Or even sit there and eat with him.
She stood up and dropped her napkin on the table.
“Wait, where are you going?” he said as she walked to the door. “Aren’t you going to eat?”
She turned around and looked him in the eye. “That wasn’t part of the deal,” she said. And walked out the door.
Izzy ran up the staircase to her room. She couldn’t believe she’d wasted an actual good pep talk on Beau Towers. She knew he was a jerk; she should have just given him some lackluster “we believe in you” nonsense, and then ignored him and eaten as many of Michaela’s delicious fish tacos as she could handle before he told her to go away.
The worst part was that for a brief moment, while she’d been talking to him, she’d thought she’d seen a real person behind that beast sitting across the table from her. She’d thought, for a few seconds, that he was listening to her, wanted to hear what she had to say. It had felt, just for a little while, like this was the job she not only wanted to be doing but was meant to be doing. So she’d actually tried to help him. She’d tried to give him good advice.

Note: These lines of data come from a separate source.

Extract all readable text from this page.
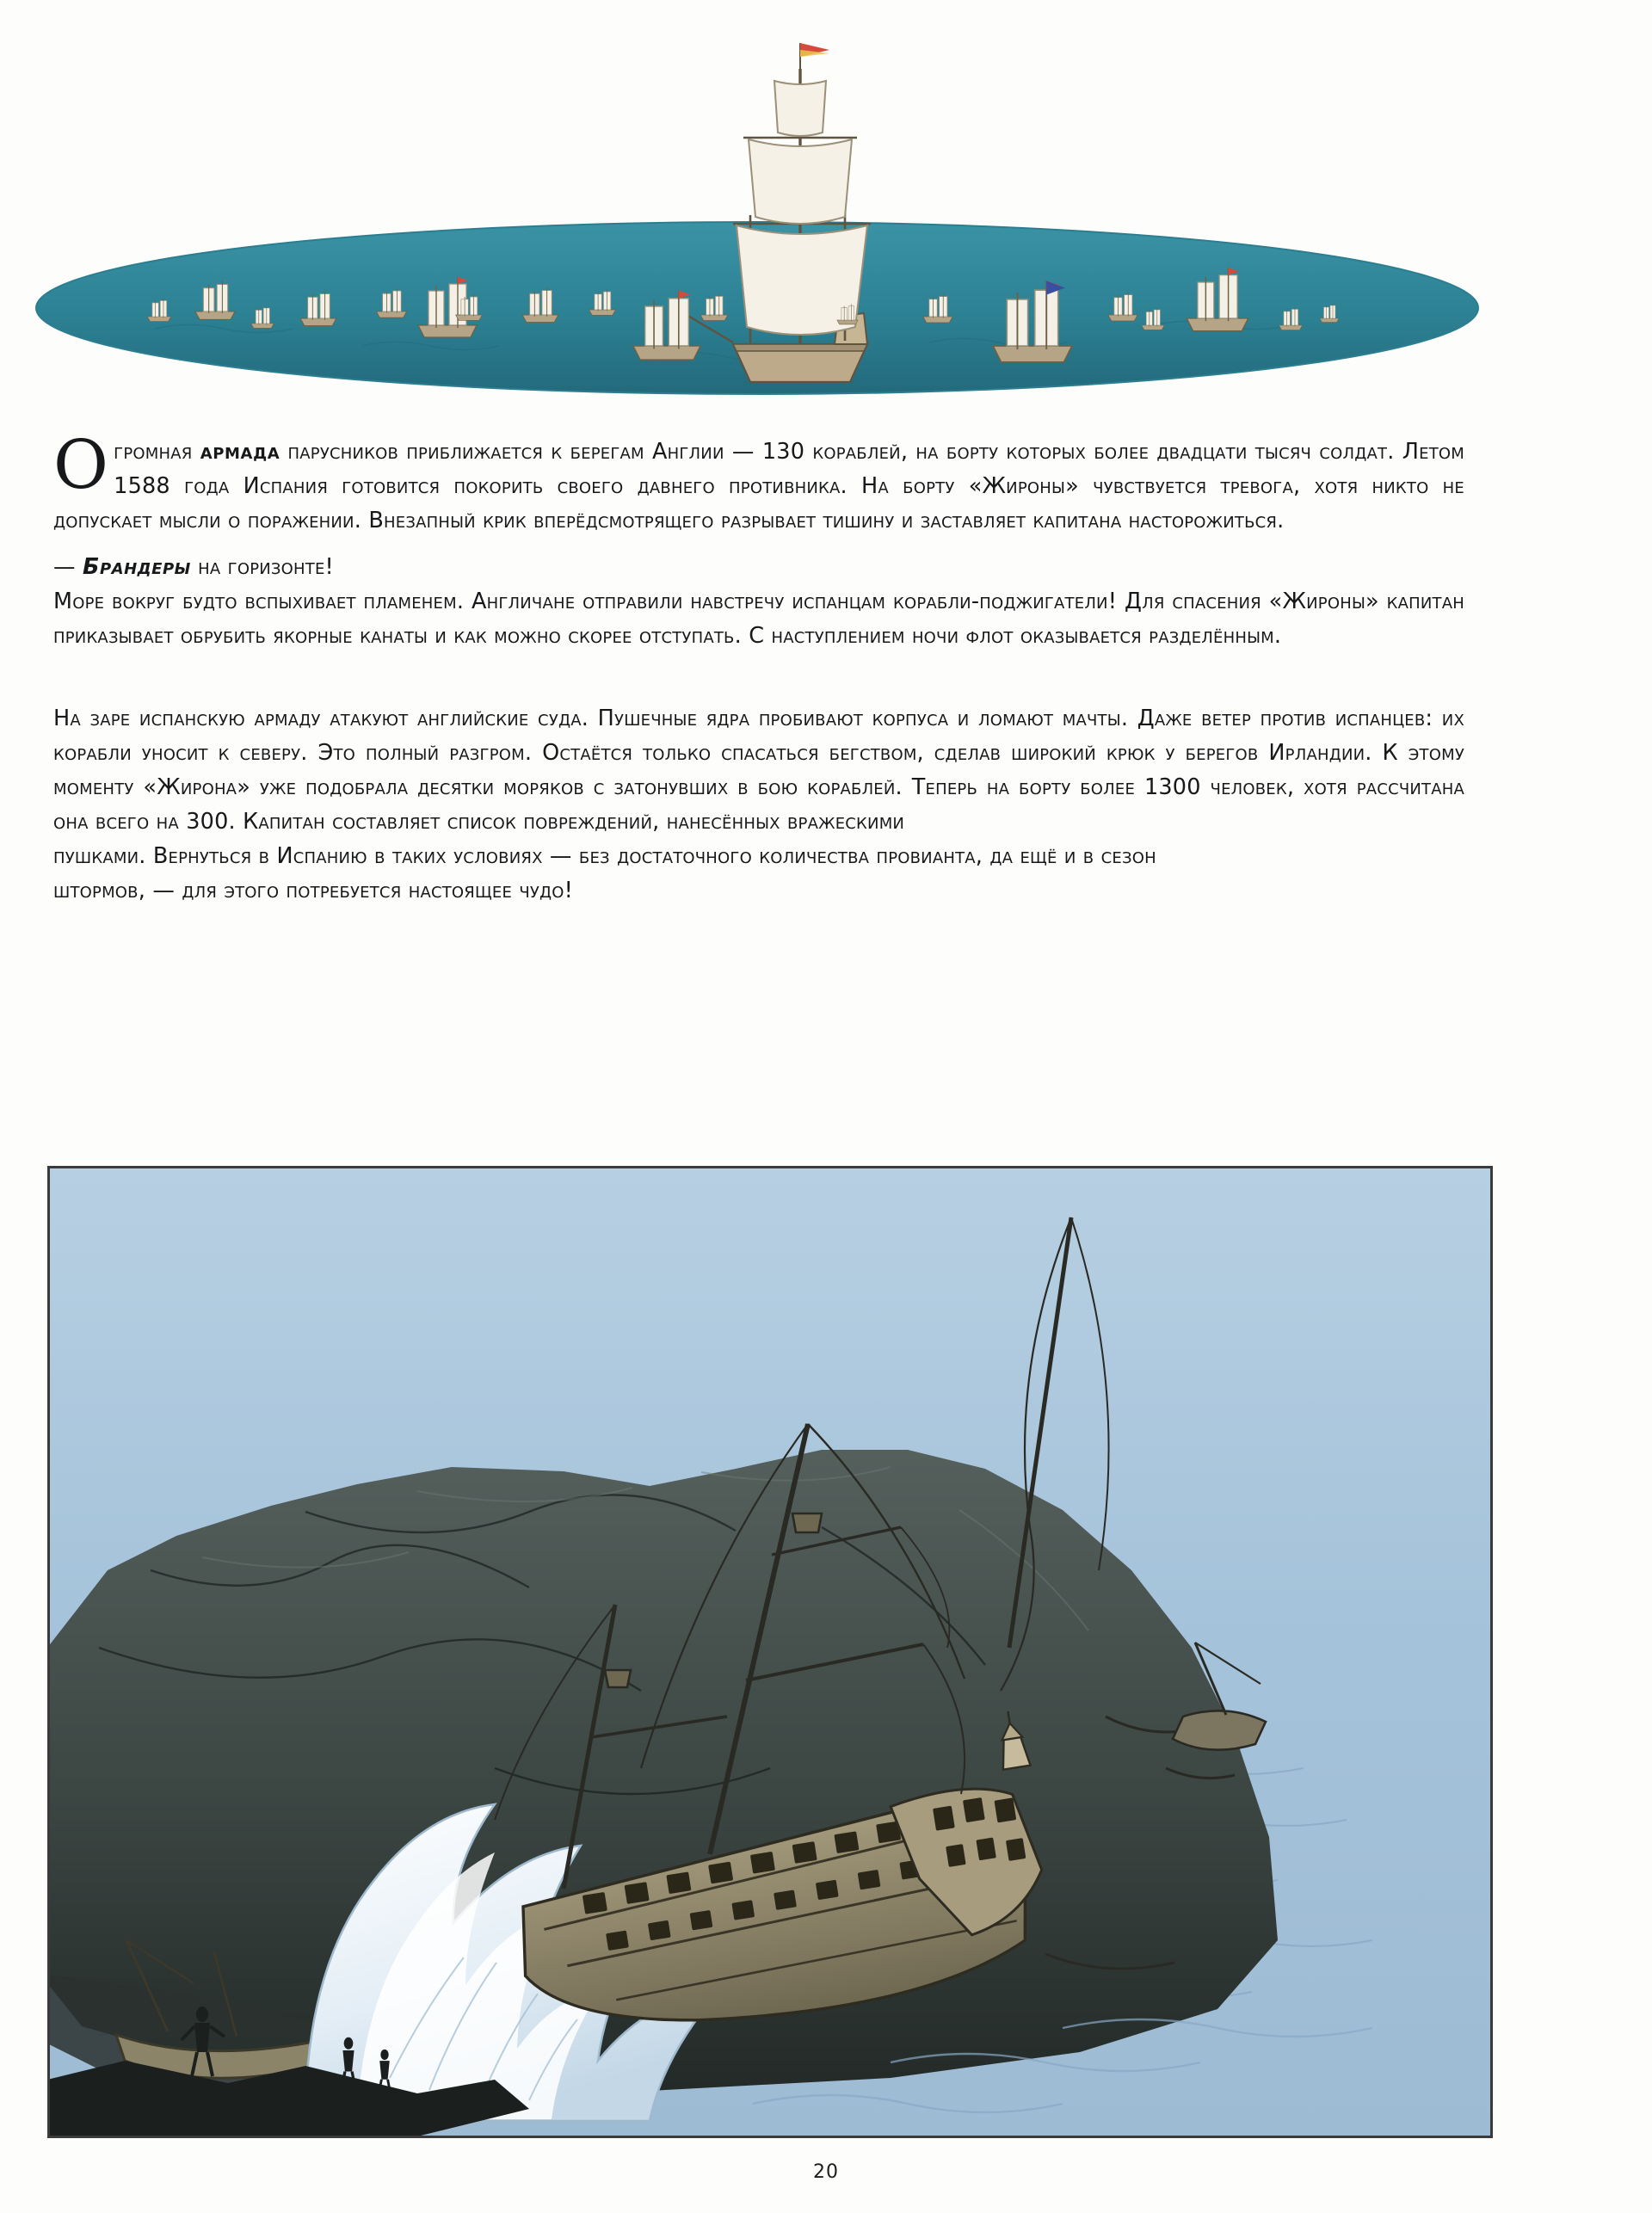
Огромная армада парусников приближается к берегам Англии — 130 кораблей, на борту которых более двадцати тысяч солдат. Летом 1588 года Испания готовится покорить своего давнего противника. На борту «Жироны» чувствуется тревога, хотя никто не допускает мысли о поражении. Внезапный крик вперёдсмотрящего разрывает тишину и заставляет капитана насторожиться.

— Брандеры на горизонте!

Море вокруг будто вспыхивает пламенем. Англичане отправили навстречу испанцам корабли-поджигатели! Для спасения «Жироны» капитан приказывает обрубить якорные канаты и как можно скорее отступать. С наступлением ночи флот оказывается разделённым.

На заре испанскую армаду атакуют английские суда. Пушечные ядра пробивают корпуса и ломают мачты. Даже ветер против испанцев: их корабли уносит к северу. Это полный разгром. Остаётся только спасаться бегством, сделав широкий крюк у берегов Ирландии. К этому моменту «Жирона» уже подобрала десятки моряков с затонувших в бою кораблей. Теперь на борту более 1300 человек, хотя рассчитана она всего на 300. Капитан составляет список повреждений, нанесённых вражескими

пушками. Вернуться в Испанию в таких условиях — без достаточного количества провианта, да ещё и в сезон штормов, — для этого потребуется настоящее чудо!

20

She should have known it was all a trick.
She felt silly for being duped, but most of all, she felt silly for how disappointed she’d felt. Some part of her had thought she could really be the one to get through to Beau Towers. Well, that made her feel ridiculous.
But damn, had it felt good to walk out on him. She never let herself do things like that. She’d always just smiled, taken notes, done what she had to do, worked as hard as she could, and didn’t let people see her mad. Often, she didn’t even let herself really get mad. She knew being angry, let alone showing it, was dangerous for someone like her, working in the industry she wanted to work in. No matter how she felt, she just had to act cheerful, easygoing, not let anything get to her, and definitely never let anyone see her angry. But now she was furious and she’d let Beau Towers know it. And it felt great.

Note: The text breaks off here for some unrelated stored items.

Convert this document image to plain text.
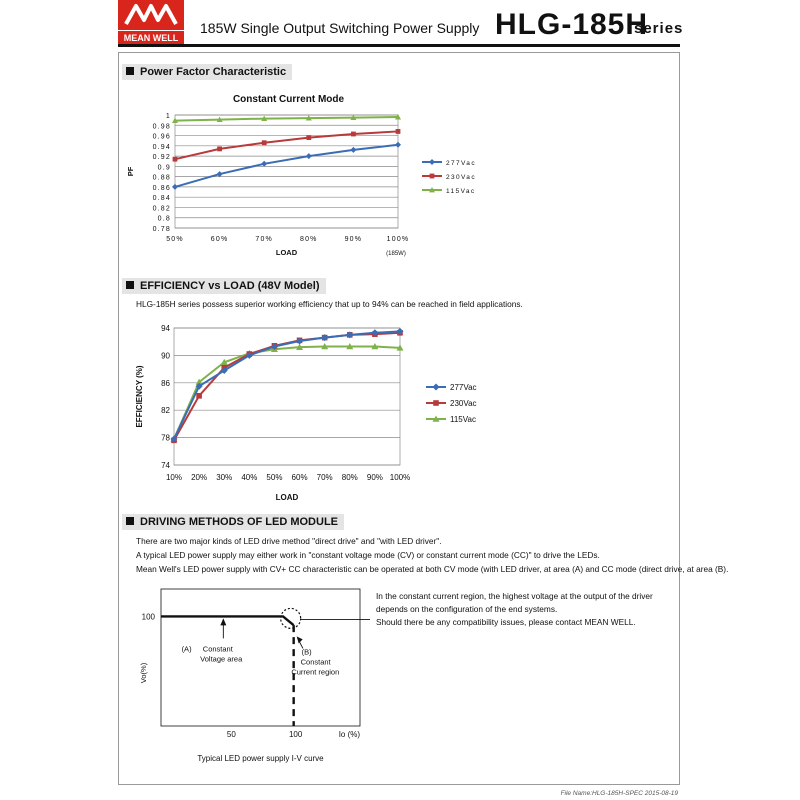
MEAN WELL
185W Single Output Switching Power Supply HLG-185H
series
Power Factor Characteristic
EFFICIENCY vs LOAD (48V Model)
HLG-185H series possess superior working efficiency that up to 94% can be reached in field applications.
DRIVING METHODS OF LED MODULE
There are two major kinds of LED drive method "direct drive" and "with LED driver".
A typical LED power supply may either work in "constant voltage mode (CV) or constant current mode (CC)" to drive the LEDs.
Mean Well's LED power supply with CV+ CC characteristic can be operated at both CV mode (with LED driver, at area (A) and CC mode (direct drive, at area (B).
In the constant current region, the highest voltage at the output of the driver
depends on the configuration of the end systems.
Should there be any compatibility issues, please contact MEAN WELL.
File Name:HLG-185H-SPEC 2015-08-19
0.78
0.8
0.82
0.84
0.86
0.88
0.9
0.92
0.94
0.96
0.98
1
50%	60%	70%	80%	90%	100%
LOAD
PF
Constant Current Mode
(185W)
277Vac
230Vac
115Vac
74
78
82
86
90
94
10% 20% 30% 40% 50% 60% 70% 80% 90% 100%
LOAD
EFFICIENCY (%)	277Vac
230Vac
115Vac
100
50	100	Io (%)
Vo(%)
(A) Constant
Voltage area
(B)
Constant
Current region
Typical LED power supply I-V curve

She walked into her room, ready to grab her tote bag and her suitcase and leave. She’d drive to LA, maybe see if she could still get on that original flight at LAX, maybe just stay at an airport hotel that night until her flight the next day, whatever. She just had to get the hell out of here.
She grabbed her suitcase, then stumbled. And then she sat down hard on the bed.

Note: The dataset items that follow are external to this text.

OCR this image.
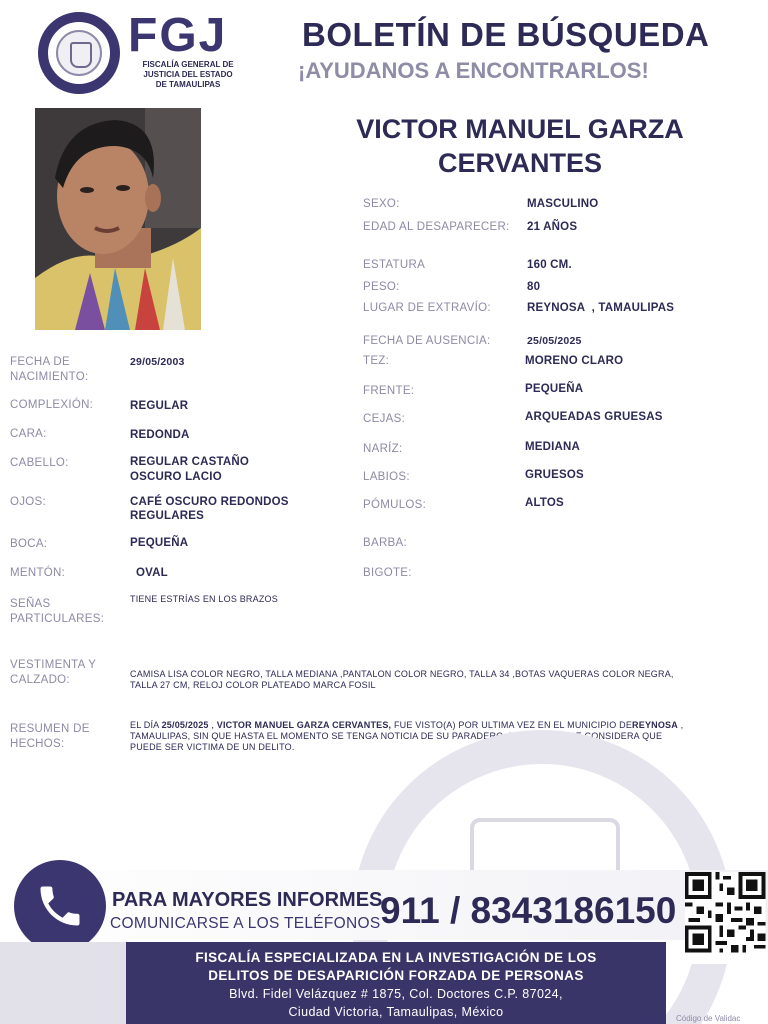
FGJ
FISCALÍA GENERAL DE
JUSTICIA DEL ESTADO
DE TAMAULIPAS
BOLETÍN DE BÚSQUEDA
¡AYUDANOS A ENCONTRARLOS!
VICTOR MANUEL GARZA
CERVANTES
SEXO:	MASCULINO
EDAD AL DESAPARECER: 21 AÑOS
ESTATURA	160 CM.
PESO:	80
LUGAR DE EXTRAVÍO:	REYNOSA  , TAMAULIPAS
FECHA DE AUSENCIA:	25/05/2025
TEZ:	MORENO CLARO
FRENTE:	PEQUEÑA
CEJAS:	ARQUEADAS GRUESAS
NARÍZ:	MEDIANA
LABIOS:	GRUESOS
PÓMULOS:	ALTOS
BARBA:
BIGOTE:
FECHA DE
NACIMIENTO:
29/05/2003
COMPLEXIÓN:	REGULAR
CARA:	REDONDA
CABELLO:	REGULAR CASTAÑO
OSCURO LACIO
OJOS:	CAFÉ OSCURO REDONDOS
REGULARES
BOCA:	PEQUEÑA
MENTÓN:	OVAL
SEÑAS
PARTICULARES:
TIENE ESTRÍAS EN LOS BRAZOS
VESTIMENTA Y
CALZADO:	CAMISA LISA COLOR NEGRO, TALLA MEDIANA ,PANTALON COLOR NEGRO, TALLA 34 ,BOTAS VAQUERAS COLOR NEGRA,
TALLA 27 CM, RELOJ COLOR PLATEADO MARCA FOSIL
RESUMEN DE
HECHOS:
EL DÍA 25/05/2025 , VICTOR MANUEL GARZA CERVANTES, FUE VISTO(A) POR ULTIMA VEZ EN EL MUNICIPIO DEREYNOSA ,
TAMAULIPAS, SIN QUE HASTA EL MOMENTO SE TENGA NOTICIA DE SU PARADERO, POR LO QUE SE CONSIDERA QUE
PUEDE SER VICTIMA DE UN DELITO.
PARA MAYORES INFORMES,
COMUNICARSE A LOS TELÉFONOS 911 / 8343186150
FISCALÍA ESPECIALIZADA EN LA INVESTIGACIÓN DE LOS
DELITOS DE DESAPARICIÓN FORZADA DE PERSONAS
Blvd. Fidel Velázquez # 1875, Col. Doctores C.P. 87024,
Ciudad Victoria, Tamaulipas, México	Código de Validac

Oh no. The wine. She’d had two glasses of wine—two large glasses—in the past hour. Less than an hour really. And all she’d eaten today was breakfast at the hotel, a granola bar on the road, and three bites of a fish taco. And while she wasn’t exactly drunk, she was certainly tipsy. She couldn’t drive anywhere now, much less all the way back to Los Angeles. She could kick herself for asking Michaela for wine in the first place.
Now she just had to sit here, in this stupid, perfect room with the incredible view and comfortable bed and glorious bathtub, and wait until she was sober enough to drive.
She wished she could tiptoe downstairs and get some food. A few more tacos would certainly help absorb all of that wine. But Beau was probably sitting there in the dining room eating the entire platter of food like some lord of a manor; she couldn’t ruin her dramatic exit by walking back in to pick up her plate.
She dug through her tote bag to see if she had any more snacks in there. Nothing.
She sat there fuming for ten minutes. She was mad at herself for not stocking her bag with more snacks…no, wait, she was mad at herself for eating all her snacks already, she was mad at Beau Towers for being such a jerk, and she was mad at California for being so stupid and big that she’d had to rent a car to drive to his house instead of just taking a rideshare like in a civilized place.
Was that a knock at the door?
Normal Izzy would have gone to the door, smiled at that jerk Beau Towers, and told him yes she knew he wanted her the hell out of his house, she was on her way. But angry, tipsy, out-of-character Izzy ignored the knock. Even though she thought for a second it might be Michaela, who maybe hadn’t actually left, who maybe had come all the way up the stairs on her sprained ankle, she didn’t move. No matter who was at her door right now, she didn’t want to deal with them. Thank goodness whoever was there went away after just two knocks.
A few minutes later she got up. She definitely wasn’t okay to drive yet, but she’d just go out to the car with her stuff anyway, sit there, and sober up, instead of here. Plus, she’d been sure she’d had a bag of potato chips; maybe it had fallen out of her bag in the car.
She slung her tote bag over her shoulder and grabbed her suitcase. She opened the door and stopped. There, sitting in front of her door, was a tray full of food. A plate of fish tacos—her half-eaten one, plus three more—a bowl full of slaw, and a stack of chocolate chip cookies. And another glass of wine.